Das Europäische Parlament und der Rat haben sich auf einen Kompromiss über die Klassifizierung nachhaltiger Finanzierungen, unter der so genannten EU-Taxonomie, geeinigt. Die Regulierung definiert, welche Wirtschaftstätigkeiten als nachhaltig bezeichnet werden dürfen und somit in ein als nachhaltig gekennzeichnetes Finanzprodukt aufgenommen werden können. Finanzprodukte, die die Taxonomie nicht anwenden, müssen dies in einem Disclaimer veröffentlichen. Die Klassifizierung gilt grundsätzlich für alle Finanzprodukte.

Der VDMA sieht in der EU-Taxonomie einen positiven Ansatz, um eine gemeinsame Sprache für nachhaltige Investitionen zu definieren und um das sogenannte „green washing“ zu vermeiden.

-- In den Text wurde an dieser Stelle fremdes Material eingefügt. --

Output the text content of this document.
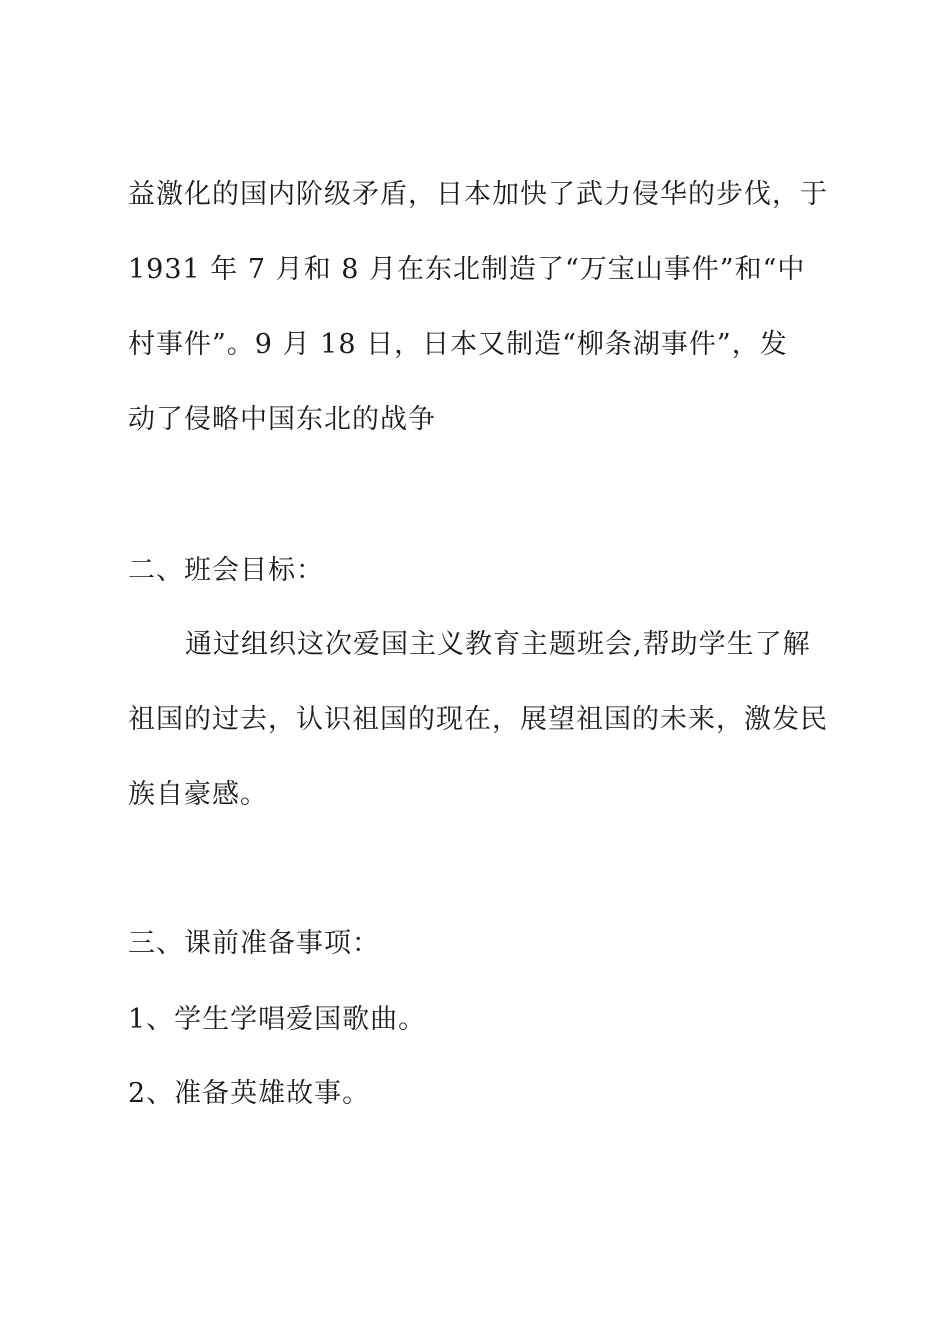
益激化的国内阶级矛盾，日本加快了武力侵华的步伐，于
1931 年 7 月和 8 月在东北制造了“万宝山事件”和“中
村事件”。9 月 18 日，日本又制造“柳条湖事件”，发
动了侵略中国东北的战争
二、班会目标：
通过组织这次爱国主义教育主题班会,帮助学生了解
祖国的过去，认识祖国的现在，展望祖国的未来，激发民
族自豪感。
三、课前准备事项：
1、学生学唱爱国歌曲。
2、准备英雄故事。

Neben den freiwilligen, marktgerechten Informationen über Nachhaltigkeitsfaktoren legen Unternehmen bereits heute eine Vielzahl von Pflichtangaben im Rahmen ihrer finanziellen und nichtfinanziellen Berichterstattung offen. Insbesondere bei den größeren am Kapitalmarkt tätigen Unternehmen sind daher bereits in ausreichendem Maße Informationen zur Nachhaltigkeit verfügbar. Die neue EU-Taxonomie sollte daher nicht zu zusätzlichen Berichtspflichten oder überproportionalen Kostensteigerungen für die Realwirtschaft führen.

Nächste Schritte:

Nach der förmlichen Annahme der EU-Taxonomie wird die Kommission die eigentliche Liste der ökologisch nachhaltigen Aktivitäten auf der Grundlage von Empfehlungen der Sustainable Finance Platform festlegen - einer Expertengruppe, die sich aus NGOs, Finanzmarktunternehmen und EU-Stakeholdern zusammensetzt.

Für den Maschinen- und Anlagenbau ist es dabei von zentraler Bedeutung, dass es zu keiner Ausgrenzung von Technologien kommt. So müssen weiterhin alle Technologien die einen Beitrag zur Reduzierung von Emissionen leisten können, einen Zugang zu nachhaltiger Finanzierung erhalten.

Auch unter der in der EU Taxonomie eingebauten Überprüfungsklausel bis Ende 2021, darf es nicht zu einer „braunen Liste“, einem grundsätzlichen Ausschluss zum Zugang nachhaltiger Finanzierung, kommen.

Der gefundene Kompromiss soll unter der neuen EU-Kommission weiter ausgebaut werden um die Finanzierungslücke bei nachhaltigen Investments zu schließen. Die Kapitalmärkte können so stimuliert werden und dazu beitragen die Klima- und Energieziele zu erreichen.